Однако сочинение «Чужестранки», которое, казалось, должно было лететь вперед на всех парусах, после появления баркаролы внезапно остановилось: довольно тяжело заболел Романи. Он слег с воспалением мочевого пузыря, «с высокой температурой… и ему пришлось выдержать 24 пиявки и четыре кровопускания…». Эта задержка, с одной стороны, конечно, огорчила Беллини, а с другой — дала ему надежду, что дата премьеры будет отодвинута.

На всякий случай он продолжал сочинять «разные наброски, которые, если придутся кстати, произведут впечатление». Он чувствовал, что полон творческого горения, и персонажи новой оперы воспламеняют его воображение. Но все же сомневался, что Романи, даже если вскоре поправится, сможет тотчас же взяться за работу. Правда, ему хотелось, чтобы произошла некоторая заминка: она могла стать единственной причиной, по которой имели право переместить дату премьеры, назначенную на тот тревожный декабрьский вечер. Однако ему хотелось также, чтобы болезнь Романи не затягивалась надолго, ибо в таком случае дирекция театра может заставить его сотрудничать с Гаэтано Росси. «Вот от чего я пришел бы в отчаяние…» — восклицает он, словно творя заклинание.

Но все обернулось так, как ему мечталось. Романи начал поправляться, правда, настолько медленно, что раньше конца сентября не был в состоянии приняться за работу. «Антреприза пока молчит, — писал Беллини, — но я думаю, вряд ли мы сможем открыть сезон…» И он оказался прав. Сезон начался оперой Россини «Осада Коринфа».

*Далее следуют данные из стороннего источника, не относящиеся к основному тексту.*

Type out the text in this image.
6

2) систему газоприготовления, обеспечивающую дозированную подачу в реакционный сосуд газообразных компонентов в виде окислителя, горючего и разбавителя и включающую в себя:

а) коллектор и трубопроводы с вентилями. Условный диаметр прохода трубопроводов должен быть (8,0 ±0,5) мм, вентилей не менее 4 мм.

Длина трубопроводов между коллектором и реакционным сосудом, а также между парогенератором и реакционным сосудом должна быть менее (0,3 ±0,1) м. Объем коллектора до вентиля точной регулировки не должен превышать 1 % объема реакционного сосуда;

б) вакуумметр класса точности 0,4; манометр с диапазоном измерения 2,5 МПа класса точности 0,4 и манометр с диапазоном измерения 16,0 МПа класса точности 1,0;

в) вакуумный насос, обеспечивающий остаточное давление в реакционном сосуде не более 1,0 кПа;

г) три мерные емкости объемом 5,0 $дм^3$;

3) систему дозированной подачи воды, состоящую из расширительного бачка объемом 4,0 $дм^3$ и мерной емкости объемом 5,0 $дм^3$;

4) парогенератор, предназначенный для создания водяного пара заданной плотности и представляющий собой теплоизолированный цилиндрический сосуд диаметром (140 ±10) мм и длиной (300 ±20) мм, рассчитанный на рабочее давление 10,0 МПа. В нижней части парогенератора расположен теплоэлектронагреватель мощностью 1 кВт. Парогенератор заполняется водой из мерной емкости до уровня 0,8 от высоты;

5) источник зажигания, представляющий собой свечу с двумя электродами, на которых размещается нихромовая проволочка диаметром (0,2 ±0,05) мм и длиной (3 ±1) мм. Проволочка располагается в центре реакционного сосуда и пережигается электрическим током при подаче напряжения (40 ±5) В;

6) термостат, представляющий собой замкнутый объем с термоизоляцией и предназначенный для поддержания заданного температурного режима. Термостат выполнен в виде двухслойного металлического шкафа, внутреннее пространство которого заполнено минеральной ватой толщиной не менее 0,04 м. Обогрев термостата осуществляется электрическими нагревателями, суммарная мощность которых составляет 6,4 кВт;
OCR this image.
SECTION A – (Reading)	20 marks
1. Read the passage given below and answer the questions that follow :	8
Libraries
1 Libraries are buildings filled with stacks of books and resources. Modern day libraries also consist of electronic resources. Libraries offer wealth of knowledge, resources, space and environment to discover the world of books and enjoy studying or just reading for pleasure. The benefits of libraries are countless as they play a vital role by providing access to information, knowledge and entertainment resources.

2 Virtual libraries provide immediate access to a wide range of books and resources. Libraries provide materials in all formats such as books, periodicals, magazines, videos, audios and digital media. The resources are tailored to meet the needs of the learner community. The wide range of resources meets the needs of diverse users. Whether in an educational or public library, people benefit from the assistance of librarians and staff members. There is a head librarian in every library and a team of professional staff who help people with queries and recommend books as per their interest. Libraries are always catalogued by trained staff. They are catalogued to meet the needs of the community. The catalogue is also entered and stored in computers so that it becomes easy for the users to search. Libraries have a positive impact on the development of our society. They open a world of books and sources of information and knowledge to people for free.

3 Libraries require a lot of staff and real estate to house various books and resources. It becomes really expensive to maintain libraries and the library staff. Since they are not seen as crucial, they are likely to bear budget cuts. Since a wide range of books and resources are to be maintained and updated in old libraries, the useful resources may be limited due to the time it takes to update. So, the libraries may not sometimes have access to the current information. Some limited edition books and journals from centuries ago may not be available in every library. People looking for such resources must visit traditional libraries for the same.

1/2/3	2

Теперь он сможет работать спокойно, имея в своем распоряжении более четырех месяцев. Он даже хотел уехать на время за город, не для того, чтобы поправить здоровье, а потому что «хороший воздух не повредил бы ему…». Но от этого плана пришлось отказаться.

Он не мог работать из-за отсутствия стихов и вынужден был не покидать поэта и часто навещать его, чтобы своим присутствием напоминать о сочинении, которое им предстояло создать совместно.

В это же самое время, конец лета — начало осени, другая миланская семья привечала его в своем доме — семья Кантý. Музыкант бывал там из-за Джудитты Турина — той самой синьоры, с которой познакомился в Генуе. Она приходилась дочерью Джузеппе Кантý, богатому торговцу шелком, а муж ее Фердинандо Турина был богатейшим кремонским предпринимателем. Семья Турина имела дом и земельные угодья в Казальбуттано. Кроме того, у них имелся особняк в Милане. Но когда синьора Джудитта приезжала в ломбардскую столицу — а это, похоже, случалось довольно часто, потому что в глуши, каким было тогда это местечко, ей жилось скучно, — она предпочитала останавливаться в доме отца, у своих родных. И вот тут в палаццо Кантý, в квартале Сант-Андреа, Беллини встречали с огромным почетом, который очень скоро превратился в живейшую привязанность, так что, можно сказать, он стал членом семьи.

Некоторые биографы Беллини считают, что он уехал за город осенью этого года вместе с семьей Кантý. Однако тут имеются некоторые разночтения. Одни утверждают, что музыкант поехал в Дезио, на холмы Брианцы, другие полагают, что он отправился в Мольтразио, на озеро Комо, но в обоих случаях для того, чтобы переждать, когда можно будет приняться за сочинение «Чужестранки». И в результате получилось так, что оба эти местечка оспаривают право считать своим гостем Беллини, и в каждом из них имеется мраморная доска на стене той виллы, где, как полагают, он жил вместе с семейством Кантý осенью 1828 года. Почти несомненно, однако, что это не соответствует действительности.